Lucid.fs (V1) Connector Framework

This connector is used to crawl filesystems and filesystem-based data repositories.

Options for splitting very large files

The connector framework provides several splitter implementations. All splitters can handle files compressed with GZip, Bzip2, Unix compress(1), or XZip. Compressed data is uncompressed on the fly from the input stream without creating temporary files.

Usually smaller content can be processed by the index pipeline without splitting it first. Most splitters use the "min_size" property to make this determination. The splitter splits the archive before sending it to the pipeline whenever the data size is undetermined (size == -1) or exceeds the "min_size" property threshold.

Splitter implementations are registered using Guice multi-binder and are identified by symbolic names. By default all implementations found on the classpath are registered and available for use. The order in which splitting is attempted by different splitters is undetermined by default, with one exception - the binary splitter is always registered as the last to try. This ordering can be customized using the "splitters" property, which is a comma- or space-separated list of symbolic names. If this property is not empty, then only the splitters listed there are tried in the specified order (see example below). Each available splitter type is tried in turn until one of them succeeds. Binary splitter always succeeds if it’s present in the configuration and if data size exceeds the "min_size" threshold.

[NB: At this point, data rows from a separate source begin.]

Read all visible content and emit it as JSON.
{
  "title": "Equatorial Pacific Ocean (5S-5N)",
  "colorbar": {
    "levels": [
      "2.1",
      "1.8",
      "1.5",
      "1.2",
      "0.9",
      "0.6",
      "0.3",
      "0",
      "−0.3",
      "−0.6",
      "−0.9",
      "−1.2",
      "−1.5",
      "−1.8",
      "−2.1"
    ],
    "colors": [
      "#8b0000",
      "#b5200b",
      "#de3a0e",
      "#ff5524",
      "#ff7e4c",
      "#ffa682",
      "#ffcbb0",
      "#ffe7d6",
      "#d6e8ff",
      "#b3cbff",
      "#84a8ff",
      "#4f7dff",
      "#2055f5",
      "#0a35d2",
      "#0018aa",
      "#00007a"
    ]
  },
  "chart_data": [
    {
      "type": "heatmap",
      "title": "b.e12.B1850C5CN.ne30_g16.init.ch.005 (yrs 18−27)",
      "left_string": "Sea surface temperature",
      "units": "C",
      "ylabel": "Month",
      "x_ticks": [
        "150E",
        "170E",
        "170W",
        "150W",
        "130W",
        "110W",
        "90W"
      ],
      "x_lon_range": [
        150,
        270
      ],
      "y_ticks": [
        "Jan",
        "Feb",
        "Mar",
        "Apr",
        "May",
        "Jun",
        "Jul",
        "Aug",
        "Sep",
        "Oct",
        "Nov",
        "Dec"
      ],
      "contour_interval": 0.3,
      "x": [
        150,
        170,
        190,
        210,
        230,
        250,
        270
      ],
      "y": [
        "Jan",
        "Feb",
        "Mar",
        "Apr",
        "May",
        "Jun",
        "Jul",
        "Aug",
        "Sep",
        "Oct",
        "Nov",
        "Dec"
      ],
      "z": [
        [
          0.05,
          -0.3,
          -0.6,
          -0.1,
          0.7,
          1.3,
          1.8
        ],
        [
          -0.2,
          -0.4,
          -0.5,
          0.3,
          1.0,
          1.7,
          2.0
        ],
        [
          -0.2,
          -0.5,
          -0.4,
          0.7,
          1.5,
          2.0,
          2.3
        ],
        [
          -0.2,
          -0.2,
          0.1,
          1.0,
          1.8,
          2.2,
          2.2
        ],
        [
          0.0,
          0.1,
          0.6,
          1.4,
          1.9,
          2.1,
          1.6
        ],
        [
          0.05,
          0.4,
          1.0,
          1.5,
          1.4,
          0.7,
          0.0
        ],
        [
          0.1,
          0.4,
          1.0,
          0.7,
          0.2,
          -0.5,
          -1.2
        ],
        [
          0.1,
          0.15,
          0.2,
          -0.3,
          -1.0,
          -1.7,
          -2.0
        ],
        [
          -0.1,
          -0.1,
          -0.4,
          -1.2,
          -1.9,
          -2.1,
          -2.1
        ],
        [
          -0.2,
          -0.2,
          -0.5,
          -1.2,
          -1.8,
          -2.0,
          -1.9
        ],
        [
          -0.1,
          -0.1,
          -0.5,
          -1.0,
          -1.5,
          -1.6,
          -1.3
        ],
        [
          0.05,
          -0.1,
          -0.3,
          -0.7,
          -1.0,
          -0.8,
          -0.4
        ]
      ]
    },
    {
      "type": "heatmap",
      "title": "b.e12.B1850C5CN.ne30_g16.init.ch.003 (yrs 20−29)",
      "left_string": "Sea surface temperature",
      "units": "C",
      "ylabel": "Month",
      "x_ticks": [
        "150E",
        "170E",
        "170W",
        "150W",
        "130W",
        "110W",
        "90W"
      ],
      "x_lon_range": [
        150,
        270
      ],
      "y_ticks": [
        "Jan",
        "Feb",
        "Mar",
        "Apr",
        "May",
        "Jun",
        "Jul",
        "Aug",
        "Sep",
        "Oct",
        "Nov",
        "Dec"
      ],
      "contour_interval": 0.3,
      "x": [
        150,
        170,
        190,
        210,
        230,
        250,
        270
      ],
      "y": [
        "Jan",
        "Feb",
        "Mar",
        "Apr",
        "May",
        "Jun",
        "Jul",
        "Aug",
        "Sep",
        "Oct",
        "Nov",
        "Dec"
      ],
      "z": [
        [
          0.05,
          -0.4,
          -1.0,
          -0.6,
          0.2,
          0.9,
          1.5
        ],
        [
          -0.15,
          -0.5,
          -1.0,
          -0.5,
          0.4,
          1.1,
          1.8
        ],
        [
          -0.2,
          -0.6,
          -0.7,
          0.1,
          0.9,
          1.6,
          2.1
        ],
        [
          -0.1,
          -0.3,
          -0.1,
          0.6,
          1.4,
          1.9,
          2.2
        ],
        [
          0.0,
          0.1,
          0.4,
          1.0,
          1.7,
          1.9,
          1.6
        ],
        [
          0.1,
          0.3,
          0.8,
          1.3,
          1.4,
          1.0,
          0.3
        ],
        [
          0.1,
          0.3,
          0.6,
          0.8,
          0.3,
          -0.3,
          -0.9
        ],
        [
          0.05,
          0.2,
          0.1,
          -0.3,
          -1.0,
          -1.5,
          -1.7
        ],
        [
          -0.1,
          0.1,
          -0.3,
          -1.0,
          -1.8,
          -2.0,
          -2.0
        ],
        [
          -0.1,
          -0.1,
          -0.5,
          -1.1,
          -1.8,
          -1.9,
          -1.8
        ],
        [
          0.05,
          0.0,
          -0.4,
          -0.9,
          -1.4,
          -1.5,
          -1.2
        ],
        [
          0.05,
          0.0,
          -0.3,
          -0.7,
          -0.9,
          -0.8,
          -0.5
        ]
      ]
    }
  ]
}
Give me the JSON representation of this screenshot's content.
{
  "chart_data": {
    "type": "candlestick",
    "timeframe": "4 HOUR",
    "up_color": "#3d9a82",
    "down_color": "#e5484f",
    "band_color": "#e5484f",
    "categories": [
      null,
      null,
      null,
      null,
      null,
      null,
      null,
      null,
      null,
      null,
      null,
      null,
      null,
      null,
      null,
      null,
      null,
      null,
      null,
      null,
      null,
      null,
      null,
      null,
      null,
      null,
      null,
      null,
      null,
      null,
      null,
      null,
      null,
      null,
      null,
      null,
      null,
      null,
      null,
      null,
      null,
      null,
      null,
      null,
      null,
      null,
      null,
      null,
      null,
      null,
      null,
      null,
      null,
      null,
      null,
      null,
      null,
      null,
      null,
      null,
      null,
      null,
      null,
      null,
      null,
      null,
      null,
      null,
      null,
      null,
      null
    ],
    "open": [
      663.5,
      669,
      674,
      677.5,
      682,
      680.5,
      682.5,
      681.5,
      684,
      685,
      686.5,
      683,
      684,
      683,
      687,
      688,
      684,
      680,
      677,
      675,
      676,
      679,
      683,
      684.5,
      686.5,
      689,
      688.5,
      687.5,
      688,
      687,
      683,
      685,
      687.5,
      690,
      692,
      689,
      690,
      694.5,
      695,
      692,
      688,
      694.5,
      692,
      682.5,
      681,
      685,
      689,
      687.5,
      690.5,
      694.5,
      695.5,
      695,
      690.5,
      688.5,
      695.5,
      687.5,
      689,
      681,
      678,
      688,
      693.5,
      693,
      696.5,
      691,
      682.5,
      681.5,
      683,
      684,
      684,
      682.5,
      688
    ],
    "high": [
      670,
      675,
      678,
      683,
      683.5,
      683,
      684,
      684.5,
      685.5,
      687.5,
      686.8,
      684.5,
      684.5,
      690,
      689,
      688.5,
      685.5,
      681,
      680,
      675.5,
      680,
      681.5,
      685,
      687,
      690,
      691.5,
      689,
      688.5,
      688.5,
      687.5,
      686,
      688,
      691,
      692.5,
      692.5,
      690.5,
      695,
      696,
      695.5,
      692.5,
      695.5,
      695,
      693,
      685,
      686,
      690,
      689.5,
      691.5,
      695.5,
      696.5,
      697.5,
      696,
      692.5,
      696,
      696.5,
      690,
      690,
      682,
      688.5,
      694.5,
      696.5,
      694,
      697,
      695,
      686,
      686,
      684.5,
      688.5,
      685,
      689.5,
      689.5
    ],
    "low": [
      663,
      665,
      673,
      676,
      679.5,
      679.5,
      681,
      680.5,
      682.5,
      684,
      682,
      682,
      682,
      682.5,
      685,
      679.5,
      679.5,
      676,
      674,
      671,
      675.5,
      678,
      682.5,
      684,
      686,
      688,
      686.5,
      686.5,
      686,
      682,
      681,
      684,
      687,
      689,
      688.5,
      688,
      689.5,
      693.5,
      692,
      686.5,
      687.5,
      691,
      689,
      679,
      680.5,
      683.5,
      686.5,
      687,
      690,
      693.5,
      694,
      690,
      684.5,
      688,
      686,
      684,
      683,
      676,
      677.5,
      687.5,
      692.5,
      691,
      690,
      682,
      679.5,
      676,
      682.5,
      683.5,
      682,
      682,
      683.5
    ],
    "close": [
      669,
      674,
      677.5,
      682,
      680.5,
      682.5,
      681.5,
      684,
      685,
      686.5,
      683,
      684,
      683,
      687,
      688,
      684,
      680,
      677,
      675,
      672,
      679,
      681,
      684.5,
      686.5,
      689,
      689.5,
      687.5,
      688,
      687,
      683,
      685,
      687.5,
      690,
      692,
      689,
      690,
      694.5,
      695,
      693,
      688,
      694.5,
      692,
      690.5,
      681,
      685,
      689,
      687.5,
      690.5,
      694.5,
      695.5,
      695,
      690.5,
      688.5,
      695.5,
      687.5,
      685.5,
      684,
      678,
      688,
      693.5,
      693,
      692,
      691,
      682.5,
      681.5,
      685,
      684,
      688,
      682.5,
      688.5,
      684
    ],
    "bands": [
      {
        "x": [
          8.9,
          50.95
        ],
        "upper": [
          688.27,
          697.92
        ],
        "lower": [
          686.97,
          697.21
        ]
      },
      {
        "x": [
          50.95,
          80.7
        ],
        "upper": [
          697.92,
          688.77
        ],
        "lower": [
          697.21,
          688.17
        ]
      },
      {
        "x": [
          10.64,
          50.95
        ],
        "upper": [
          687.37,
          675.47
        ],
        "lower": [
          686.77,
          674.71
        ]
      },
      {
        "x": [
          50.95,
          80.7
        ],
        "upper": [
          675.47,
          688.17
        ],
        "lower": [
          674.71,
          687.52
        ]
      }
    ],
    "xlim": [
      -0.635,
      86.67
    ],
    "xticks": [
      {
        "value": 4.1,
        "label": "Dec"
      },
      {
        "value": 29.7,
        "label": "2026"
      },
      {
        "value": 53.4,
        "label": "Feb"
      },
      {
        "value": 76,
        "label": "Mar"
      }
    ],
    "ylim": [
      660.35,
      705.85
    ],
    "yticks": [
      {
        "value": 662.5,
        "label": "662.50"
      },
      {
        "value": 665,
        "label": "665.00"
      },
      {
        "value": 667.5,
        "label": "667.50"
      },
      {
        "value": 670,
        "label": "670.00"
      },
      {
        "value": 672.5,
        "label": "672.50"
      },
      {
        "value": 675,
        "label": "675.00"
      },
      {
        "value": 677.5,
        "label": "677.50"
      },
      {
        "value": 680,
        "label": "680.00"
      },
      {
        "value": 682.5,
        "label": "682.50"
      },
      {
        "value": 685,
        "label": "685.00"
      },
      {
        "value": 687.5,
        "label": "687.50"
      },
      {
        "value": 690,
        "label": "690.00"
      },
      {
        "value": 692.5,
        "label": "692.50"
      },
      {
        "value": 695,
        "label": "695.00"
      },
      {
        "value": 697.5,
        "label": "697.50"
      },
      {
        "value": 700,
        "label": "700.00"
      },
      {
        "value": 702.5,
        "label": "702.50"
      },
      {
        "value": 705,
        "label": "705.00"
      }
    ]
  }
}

Portions of the split content (records) are passed either as a raw binary field processed by other stages in the pipeline or turned directly into PipelineDocuments.

Available splitters and their options

  • "archive" - For common archive formats (zip, tar, 7z, jar / war / ear, ar, arj, cpio, dump). Observes the "min_size" property. Produces raw binary data that corresponds to individual entries in an archive.

  • "csv" - For CSV and TSV files, and it supports the same options as CSV/TSV options in TikaParsingStage. The "min_size" property is observed. Produces PipelineDocuments with the content of single CSV/TSV records.

  • "tika" - For Unix mailbox (.mbox) files and MS Outlook PST files, regardless of their size. Produces PipelineDocuments with the content of single emails.

  • "text" - For record-oriented text files - either large plain text files such as logs, or any other content identified as "text/plain" by Tika content type detector. Observes the "min_size" property. Records are defined by a delimiter, which is an arbitrary string of characters (NOT a regular expression!). Produces raw binary data that corresponds to the collected portion of the input data. It supports the following options:

    • "text_delimiter" - A string of characters to delimit records. Default value is new-line ("\n"). If delimiter is set to an empty string ("") then the splitter applies only the "text_max_length" limit where the input text is divided into equally-sized chunks of "text_max_length" size.

    • "text_count" - Number of delimited records to collect into one output value. Default value is 1. When this is greater than 1, the collected records are available both as a single raw binary field (joined with delimiters) and as multiple "txt_records" fields with textual content of each record.

    • "text_charset" - Character used when converting bytes to characters. Default is `"UTF-8".

    • "text_max_length" - Maximum length (in characters) of any individual record. If record size exceeds this threshold, then data is discarded until the next delimiter is encountered. Default value is 32768.

    • "text_skip_empty" - Discard empty records. Default value is true.

  • "binary" - For any type data, used as a last resort. Splits the input on delimiters. It supports the following options:

    • "bin_delimiter" - The binary delimiter used to split, expressed as a string. If the value starts with "0x" then it is treated as a hexadecimal representation of bytes, otherwise it is treated as a string of characters to be converted to bytes using UTF-8 encoding. Default value is "" (empty string), which means splitting only by "bin_max_size" (see below).

    • "bin_count" - See "text_count" above.

    • "bin_max_length" - See "text_max_length" above. This limit is expressed in the number of bytes.

Example configuration

Splitting configuration is provided in a datasource configuration, under the/properties/splitter JSON path.

{
 `"id": `"ds1",
 `"connector": `"lucid.fs",
...
 `"properties": {
    `"splitter"` : {
      `"splitters": `"archive tika csv text binary",
      `"min_size"` : 10485760,
      `"csv_format"` : `"default",
      `"header_line"` : false,
      `"csv_delimiter"` : `"|",
      `"text_delimiter": `"\n",
      `"text_charset": `"UTF-8",
      `"text_max_length": 32768,
      `"text_skip_empty": true,
      `"bin_max_length": 32768
    },
  ...
 }
}

Plugins for the lucid.fs Connector

The following plugins are available:

  • ftp - traverses FTP sites.

  • s3 - traverses an Amazon S3 native bucket.

  • s3h - traverses an Amazon S3 bucket stored as blocks (as in HDFS).

  • smb - traverses a Windows Samba share.

  • hdfs - traverses Hadoop filesystems (not MapReduce-enabled).

    Note
    The HDFS connector is available in Fusion 4.x only.